CF: There isn’t a lot of compelling blockchain stuff that we’ve seen, though I do believe that the massive consolidation of power in the top five companies is not good for tech industry, startups or the broader ‘innovation ecosystem.’ What I find interesting lately is all the stuff going on in social platforms and online communities that are fine grained, meaning networks for specific or narrower communities, of developers, of women, of people dealing with a certain problem.

When Flickr started a year or two after Facebook, the Internet was so huge [and open] that it could serve these faceted networks. I think we’ve since seen the results of trying to be all things too all people —  nuns, white supremacists, truck drivers — [and] you shouldn’t serving all those people.

TC: You clearly think about these things a lot. You started a podcast this year, “Should This Exist,” about technologies that affect humanity. 

CF: It’s stuff I’ve been talking about all along and conversations I’ve been having online for a long time. In recent years, we’ve seen the effect of blitzscaling, and ‘move fast and break things,’ and development principles that the Valley has been flaming the flames of, so we ask [on the podcast]: Can this exist? Can it get funding? And should this exist? We’re putting out an episode every couple of weeks, and we’re halfway through this first season, with a plan to put out 10 episodes altogether.

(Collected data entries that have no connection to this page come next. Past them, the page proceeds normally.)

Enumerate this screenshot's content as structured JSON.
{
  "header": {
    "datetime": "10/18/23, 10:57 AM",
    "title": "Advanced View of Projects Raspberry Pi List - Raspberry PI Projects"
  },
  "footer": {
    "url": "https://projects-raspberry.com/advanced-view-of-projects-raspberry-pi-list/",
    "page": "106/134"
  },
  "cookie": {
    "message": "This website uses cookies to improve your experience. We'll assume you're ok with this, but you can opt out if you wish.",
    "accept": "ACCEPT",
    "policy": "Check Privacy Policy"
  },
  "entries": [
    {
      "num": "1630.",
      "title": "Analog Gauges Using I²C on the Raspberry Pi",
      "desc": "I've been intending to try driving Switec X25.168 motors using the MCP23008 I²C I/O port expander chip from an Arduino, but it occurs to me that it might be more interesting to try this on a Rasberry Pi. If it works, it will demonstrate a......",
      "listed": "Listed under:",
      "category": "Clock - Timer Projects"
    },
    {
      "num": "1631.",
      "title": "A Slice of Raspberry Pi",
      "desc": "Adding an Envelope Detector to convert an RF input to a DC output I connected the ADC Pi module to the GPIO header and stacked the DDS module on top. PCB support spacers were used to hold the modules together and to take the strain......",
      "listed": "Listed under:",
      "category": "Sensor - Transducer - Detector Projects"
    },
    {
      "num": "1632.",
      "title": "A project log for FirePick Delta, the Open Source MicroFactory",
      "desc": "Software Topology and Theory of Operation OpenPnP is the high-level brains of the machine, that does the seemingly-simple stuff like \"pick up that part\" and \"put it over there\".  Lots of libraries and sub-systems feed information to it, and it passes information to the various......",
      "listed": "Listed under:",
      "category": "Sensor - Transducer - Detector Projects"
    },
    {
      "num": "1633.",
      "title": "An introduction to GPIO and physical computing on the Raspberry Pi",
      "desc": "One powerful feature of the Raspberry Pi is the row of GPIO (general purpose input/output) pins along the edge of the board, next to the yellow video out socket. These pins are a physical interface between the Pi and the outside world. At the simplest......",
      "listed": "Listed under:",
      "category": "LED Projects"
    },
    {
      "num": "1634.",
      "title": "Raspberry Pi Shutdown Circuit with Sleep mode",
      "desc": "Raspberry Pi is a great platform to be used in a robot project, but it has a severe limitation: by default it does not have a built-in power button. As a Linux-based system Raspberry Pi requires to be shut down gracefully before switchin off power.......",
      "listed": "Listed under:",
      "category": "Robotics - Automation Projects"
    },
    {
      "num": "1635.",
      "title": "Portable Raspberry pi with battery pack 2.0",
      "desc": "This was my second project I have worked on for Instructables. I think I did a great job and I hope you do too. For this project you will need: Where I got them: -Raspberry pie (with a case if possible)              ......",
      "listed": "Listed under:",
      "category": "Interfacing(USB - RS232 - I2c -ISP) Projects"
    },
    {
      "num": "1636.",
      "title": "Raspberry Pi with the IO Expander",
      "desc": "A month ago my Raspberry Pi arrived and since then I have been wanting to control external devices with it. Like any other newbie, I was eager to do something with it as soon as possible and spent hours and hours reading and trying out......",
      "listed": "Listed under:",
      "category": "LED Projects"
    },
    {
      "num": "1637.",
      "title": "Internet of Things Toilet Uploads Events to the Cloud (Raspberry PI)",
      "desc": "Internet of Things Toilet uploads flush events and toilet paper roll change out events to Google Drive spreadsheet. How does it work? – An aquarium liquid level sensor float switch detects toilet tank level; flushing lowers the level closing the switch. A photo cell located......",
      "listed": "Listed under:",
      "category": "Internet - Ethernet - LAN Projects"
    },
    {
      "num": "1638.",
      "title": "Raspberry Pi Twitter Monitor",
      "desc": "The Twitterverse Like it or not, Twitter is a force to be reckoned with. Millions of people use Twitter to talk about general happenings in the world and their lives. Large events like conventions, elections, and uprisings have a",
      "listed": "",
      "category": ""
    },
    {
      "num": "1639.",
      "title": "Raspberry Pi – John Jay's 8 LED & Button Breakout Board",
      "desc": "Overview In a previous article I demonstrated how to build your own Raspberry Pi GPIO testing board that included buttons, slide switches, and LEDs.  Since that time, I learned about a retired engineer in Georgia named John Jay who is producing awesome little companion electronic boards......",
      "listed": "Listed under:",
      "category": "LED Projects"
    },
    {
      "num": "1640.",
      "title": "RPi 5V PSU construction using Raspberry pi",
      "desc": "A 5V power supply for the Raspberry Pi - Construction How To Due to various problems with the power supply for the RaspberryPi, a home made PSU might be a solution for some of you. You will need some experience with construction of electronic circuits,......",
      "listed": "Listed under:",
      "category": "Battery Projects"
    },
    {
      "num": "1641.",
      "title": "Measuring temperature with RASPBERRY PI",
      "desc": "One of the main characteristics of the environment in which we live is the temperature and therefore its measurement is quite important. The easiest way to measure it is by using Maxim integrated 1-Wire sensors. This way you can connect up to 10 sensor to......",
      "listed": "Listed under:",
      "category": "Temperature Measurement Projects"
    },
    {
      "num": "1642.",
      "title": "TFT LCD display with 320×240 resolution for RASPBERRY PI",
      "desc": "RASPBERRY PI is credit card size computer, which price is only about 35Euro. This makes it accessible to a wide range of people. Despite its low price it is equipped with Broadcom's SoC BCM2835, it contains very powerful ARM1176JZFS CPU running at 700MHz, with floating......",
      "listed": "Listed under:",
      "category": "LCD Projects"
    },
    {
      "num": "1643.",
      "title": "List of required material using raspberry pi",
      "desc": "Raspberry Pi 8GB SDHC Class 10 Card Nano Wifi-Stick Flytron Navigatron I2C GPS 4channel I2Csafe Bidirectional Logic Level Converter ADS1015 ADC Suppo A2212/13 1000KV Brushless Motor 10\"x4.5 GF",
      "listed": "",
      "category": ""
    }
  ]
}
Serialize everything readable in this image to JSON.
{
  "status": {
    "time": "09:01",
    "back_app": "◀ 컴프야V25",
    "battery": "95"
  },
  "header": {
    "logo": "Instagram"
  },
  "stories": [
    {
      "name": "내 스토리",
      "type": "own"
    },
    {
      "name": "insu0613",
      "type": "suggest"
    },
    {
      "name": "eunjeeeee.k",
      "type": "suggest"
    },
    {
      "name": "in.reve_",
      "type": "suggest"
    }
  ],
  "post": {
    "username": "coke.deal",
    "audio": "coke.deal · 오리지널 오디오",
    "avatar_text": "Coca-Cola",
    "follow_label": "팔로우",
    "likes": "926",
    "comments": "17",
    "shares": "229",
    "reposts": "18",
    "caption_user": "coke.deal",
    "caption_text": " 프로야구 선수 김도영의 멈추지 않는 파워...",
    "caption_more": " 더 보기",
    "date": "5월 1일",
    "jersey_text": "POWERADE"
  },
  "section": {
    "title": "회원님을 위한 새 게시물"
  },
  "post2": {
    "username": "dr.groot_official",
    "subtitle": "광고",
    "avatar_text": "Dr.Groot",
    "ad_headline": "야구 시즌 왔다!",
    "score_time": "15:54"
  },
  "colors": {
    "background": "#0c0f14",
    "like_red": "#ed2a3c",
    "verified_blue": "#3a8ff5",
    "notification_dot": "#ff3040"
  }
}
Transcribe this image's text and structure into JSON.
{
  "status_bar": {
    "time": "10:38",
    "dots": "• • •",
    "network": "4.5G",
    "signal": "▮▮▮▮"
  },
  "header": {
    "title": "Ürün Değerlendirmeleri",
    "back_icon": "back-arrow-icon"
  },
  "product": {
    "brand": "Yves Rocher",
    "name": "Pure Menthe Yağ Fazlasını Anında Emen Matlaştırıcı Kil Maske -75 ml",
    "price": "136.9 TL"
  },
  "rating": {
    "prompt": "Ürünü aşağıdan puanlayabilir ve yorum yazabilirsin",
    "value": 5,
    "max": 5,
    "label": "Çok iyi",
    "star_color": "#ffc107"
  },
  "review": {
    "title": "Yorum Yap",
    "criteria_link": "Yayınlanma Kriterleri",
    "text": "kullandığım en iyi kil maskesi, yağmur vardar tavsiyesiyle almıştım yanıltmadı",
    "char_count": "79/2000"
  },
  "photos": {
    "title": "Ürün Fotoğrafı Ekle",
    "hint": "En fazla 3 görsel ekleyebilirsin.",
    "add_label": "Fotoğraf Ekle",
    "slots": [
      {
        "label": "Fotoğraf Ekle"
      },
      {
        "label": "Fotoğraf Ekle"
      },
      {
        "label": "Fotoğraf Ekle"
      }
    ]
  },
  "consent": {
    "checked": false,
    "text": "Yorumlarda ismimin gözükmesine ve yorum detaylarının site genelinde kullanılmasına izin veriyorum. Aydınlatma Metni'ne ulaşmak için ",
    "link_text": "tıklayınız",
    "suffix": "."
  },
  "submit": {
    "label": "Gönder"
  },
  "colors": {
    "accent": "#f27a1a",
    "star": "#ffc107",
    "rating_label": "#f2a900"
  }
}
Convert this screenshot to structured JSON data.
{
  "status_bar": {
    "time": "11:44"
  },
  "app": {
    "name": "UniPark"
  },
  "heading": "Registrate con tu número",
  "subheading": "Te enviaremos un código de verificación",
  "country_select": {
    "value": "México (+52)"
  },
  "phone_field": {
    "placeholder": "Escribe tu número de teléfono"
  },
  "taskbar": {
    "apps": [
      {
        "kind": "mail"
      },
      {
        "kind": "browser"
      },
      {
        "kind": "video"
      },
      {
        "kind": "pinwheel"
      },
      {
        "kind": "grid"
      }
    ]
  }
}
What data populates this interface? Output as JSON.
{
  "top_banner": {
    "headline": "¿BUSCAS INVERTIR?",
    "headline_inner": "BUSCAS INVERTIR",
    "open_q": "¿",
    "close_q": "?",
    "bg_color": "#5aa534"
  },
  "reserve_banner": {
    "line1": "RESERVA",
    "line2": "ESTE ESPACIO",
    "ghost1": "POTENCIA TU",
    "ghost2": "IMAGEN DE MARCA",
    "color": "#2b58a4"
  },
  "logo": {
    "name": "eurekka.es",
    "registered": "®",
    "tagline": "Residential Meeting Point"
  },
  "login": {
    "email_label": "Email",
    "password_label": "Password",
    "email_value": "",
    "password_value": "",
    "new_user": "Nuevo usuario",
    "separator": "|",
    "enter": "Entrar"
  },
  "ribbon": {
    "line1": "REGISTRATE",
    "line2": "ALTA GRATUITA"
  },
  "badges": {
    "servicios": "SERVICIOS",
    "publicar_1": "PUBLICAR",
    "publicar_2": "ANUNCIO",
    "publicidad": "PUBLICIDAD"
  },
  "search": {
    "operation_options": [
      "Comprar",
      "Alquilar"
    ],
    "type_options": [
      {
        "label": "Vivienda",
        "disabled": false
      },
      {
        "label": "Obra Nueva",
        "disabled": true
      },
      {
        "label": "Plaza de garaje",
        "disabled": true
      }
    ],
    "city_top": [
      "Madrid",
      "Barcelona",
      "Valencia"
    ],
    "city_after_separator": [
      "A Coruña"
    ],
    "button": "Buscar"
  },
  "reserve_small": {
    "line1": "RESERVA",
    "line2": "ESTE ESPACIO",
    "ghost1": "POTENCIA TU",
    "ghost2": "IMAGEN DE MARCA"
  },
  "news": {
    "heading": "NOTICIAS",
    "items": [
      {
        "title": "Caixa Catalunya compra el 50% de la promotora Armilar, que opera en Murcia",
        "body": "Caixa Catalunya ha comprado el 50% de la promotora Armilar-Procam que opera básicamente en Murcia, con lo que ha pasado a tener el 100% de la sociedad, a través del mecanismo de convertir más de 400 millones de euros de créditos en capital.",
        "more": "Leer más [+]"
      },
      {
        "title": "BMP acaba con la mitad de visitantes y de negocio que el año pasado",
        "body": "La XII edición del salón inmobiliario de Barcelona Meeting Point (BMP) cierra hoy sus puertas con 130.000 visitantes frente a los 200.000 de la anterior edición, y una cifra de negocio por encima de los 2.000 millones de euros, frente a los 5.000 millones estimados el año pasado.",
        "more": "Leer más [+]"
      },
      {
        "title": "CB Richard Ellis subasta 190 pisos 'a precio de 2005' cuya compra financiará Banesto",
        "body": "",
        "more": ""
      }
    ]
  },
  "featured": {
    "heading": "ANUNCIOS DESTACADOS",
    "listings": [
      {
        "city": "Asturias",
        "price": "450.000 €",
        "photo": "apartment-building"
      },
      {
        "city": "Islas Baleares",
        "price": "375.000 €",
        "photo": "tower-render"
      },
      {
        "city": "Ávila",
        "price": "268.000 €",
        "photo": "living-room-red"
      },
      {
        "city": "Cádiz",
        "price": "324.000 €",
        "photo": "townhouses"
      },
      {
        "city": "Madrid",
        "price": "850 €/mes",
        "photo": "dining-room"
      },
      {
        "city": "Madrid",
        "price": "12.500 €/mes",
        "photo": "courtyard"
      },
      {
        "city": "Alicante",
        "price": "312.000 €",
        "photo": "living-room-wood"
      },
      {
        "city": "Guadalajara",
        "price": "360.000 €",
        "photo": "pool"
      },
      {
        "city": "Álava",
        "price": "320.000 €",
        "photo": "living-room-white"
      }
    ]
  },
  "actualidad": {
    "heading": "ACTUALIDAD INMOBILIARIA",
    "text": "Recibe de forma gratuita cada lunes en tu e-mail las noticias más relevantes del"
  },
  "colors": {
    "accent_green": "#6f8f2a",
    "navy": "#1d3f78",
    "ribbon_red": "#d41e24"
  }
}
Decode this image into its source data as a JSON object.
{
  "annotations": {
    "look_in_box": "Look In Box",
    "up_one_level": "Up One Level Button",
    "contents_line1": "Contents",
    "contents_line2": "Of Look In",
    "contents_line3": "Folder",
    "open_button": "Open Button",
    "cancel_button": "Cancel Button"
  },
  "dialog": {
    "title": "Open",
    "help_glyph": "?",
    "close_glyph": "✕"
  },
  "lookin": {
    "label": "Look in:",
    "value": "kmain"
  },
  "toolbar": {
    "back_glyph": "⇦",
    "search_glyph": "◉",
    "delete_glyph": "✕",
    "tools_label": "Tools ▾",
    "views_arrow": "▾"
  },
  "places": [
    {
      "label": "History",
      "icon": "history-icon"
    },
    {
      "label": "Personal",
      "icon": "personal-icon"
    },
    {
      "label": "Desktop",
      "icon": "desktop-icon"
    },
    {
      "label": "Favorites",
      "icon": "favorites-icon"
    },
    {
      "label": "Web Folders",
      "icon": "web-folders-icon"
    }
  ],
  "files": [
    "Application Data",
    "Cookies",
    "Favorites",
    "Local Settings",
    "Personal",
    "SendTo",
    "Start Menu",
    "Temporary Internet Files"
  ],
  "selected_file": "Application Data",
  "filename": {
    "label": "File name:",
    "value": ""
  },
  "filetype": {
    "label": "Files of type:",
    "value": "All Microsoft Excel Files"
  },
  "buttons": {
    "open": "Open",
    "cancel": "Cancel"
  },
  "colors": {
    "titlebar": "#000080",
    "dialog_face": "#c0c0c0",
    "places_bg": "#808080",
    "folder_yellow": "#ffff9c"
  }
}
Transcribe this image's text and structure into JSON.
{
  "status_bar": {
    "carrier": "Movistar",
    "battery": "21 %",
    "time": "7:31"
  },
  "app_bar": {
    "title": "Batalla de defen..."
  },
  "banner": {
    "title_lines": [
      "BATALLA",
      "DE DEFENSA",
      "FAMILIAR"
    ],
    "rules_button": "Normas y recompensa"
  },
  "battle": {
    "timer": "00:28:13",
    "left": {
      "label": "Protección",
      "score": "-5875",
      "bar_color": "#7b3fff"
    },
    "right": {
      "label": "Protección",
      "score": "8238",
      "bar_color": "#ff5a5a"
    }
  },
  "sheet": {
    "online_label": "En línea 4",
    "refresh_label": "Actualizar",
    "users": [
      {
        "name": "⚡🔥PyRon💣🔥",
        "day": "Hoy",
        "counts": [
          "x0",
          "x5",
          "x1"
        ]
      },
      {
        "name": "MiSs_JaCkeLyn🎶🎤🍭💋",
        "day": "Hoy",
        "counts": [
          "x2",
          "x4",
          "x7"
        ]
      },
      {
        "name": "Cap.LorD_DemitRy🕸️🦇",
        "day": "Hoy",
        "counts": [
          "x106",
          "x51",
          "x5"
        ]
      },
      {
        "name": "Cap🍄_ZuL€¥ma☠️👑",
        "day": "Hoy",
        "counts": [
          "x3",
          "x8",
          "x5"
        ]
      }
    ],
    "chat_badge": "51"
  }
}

We did one episode on ‘neuropriming,’ or zapping your brain to make it learn faster; another on AI therapy, with AI replacing people in the form of therapists and teachers and surgeons in diagnosing brain tumors. We’ve also talked about facial recognition and drones and supersonic flight, and stuff coming up in genetics — scary things with both huge potential to serve humanity and also to go really, terribly wrong. It’s important to [ask more questions] at the beginning of these industries rather than later, when we’re making a last-ditch effort to [solve the problems they’ve created].

TC: What are your theses right now when it comes to investing?

CF: All of our confreres in VC are like, ‘You got to have a thesis.’ It all sounds kind of like crap. What we did was retrospected all the stuff that has done really well [that we’ve helped fund], including Etsy and Cloudera, and what they had in common. One is a marketplace for handmade goods, the other an open-source tech platform, but what they have in common is that they were both at the vanguard of movements. Etsy became the vanguard of the DIY movement. Kickstarter [another early angel investment] became the vanguard of crowdfunding. Blue Bottle Coffee was the vanguard of the artisanal coffee movement. Public Goods [a membership club for natural and sustainable bathroom products] is in the vanguard [away from this] glut of marketing where you’re being constantly bombarded with messaging. It’s about simplification. Sometimes, you just want shampoo without being assaulted by branding first.

TC: What size checks are you writing?

CF: Typically, it’s a $500,000 check into a pre-seed deal, or we’ve gone as high as $1.5 million, writing follow-on checks selectively.

TC: Biggest investment out of the new fund?

CF: It may be either Kids on 45th or Public Goods.

TC: Are you seeing less frothy valuations in other markets?

CF: That’s true to some extent, but Valley fever is a contagion that takes hold as much in Indiana as California. It really is the case that the price is whatever the market will bear.